Media guys spend a lot of time ripping teams, programs, coaches, and players. We love to laugh at failure. It makes us feel smarter.
Not today. Today we congratulate a couple of guys who do it right, and are being rewarded for it.
Butler AD Barry Collier has earned a five-year extension, and Purdue’s Matt Painter was named the NABC Coach of the Year.
Both announcements were made this morning and both were deserved.
Collier has built Butler into a solid Big East athletic department by adhering to the principles he used to nurture the basketball program he ran for a decade into a national power.
Painter took a team that graduated four senior starters and began the season 6-5 to a Big 10 Championship and the Elite Eight.
Both are among the best at what they do, and it’s nice to see them rewarded in these very substantial ways.
The thing I like about both these guys is they are exactly the same privately as they are publicly. Personal conversations with Collier and Painter go exactly the same way as interviews with them.
I went to West Lafayette to interview Painter for my radio show, and I kept him about twice as long as the amount of time I asked for. With every answer, he prompted another two questions. I could have talked to him for hours instead of 25 minutes. I apologized for going long, and he said, “Hey, no problem. Enjoyed it. If it wasn’t with you, I’d be talking basketball with somebody else.”
No salesmanship with Painter – just good conversation about basketball. His teams always seem to outperform its collective talent, and he is willing to make adjustments that allow them to reach their potential. He’s a normal guy earning millions of dollars doing the thing he loves.
Collier understands coaching and leadership because as a coach he was a great leader. He has a vision, communicates it clearly, and helps coaches make it reality.
My son was an annual participant at the Butler Basketball Camp at the end of Collier’s run as head coach. As the camps concluded, Collier wrapped with a speech that included a promise to help any camper who ran into trouble. He told them if they were ever put in an uncomfortable position by friends – a peer pressure situation where a bad decision was encouraged – they were to call him immediately.

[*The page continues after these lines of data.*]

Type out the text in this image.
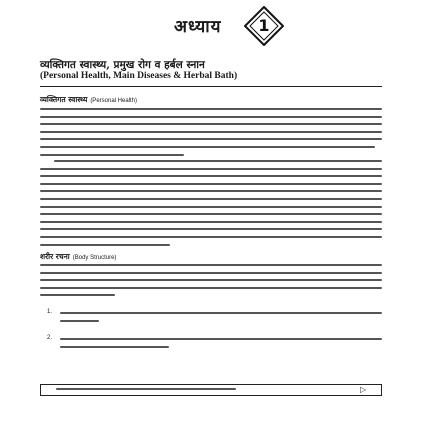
अध्याय	1
व्यक्तिगत स्वास्थ्य, प्रमुख रोग व हर्बल स्नान
(Personal Health, Main Diseases & Herbal Bath)
व्यक्तिगत स्वास्थ्य (Personal Health)
शरीर रचना (Body Structure)
1.
2.
▷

He would get them out of that environment.
From someone else, that promise would have come off as hot air – an empty promise – but from Collier it was different. There wasn’t a kid at Hinkle those afternoons that didn’t absolutely believe that Collier would be there for him if he got into a tough spot. The moms and dads who were there even bought Collier’s sincerity.
The test of a leader is the way his lessons continue to flourish after he leaves. Collier blew Butler for Nebraska in 2000. The train kept rolling as though he had never left until he returned six years later to run the athletic department.
Butler is Collier and Collier is Butler.
The same can be said for Painter. Both are great fits for their schools, and both schools are smart enough to know it.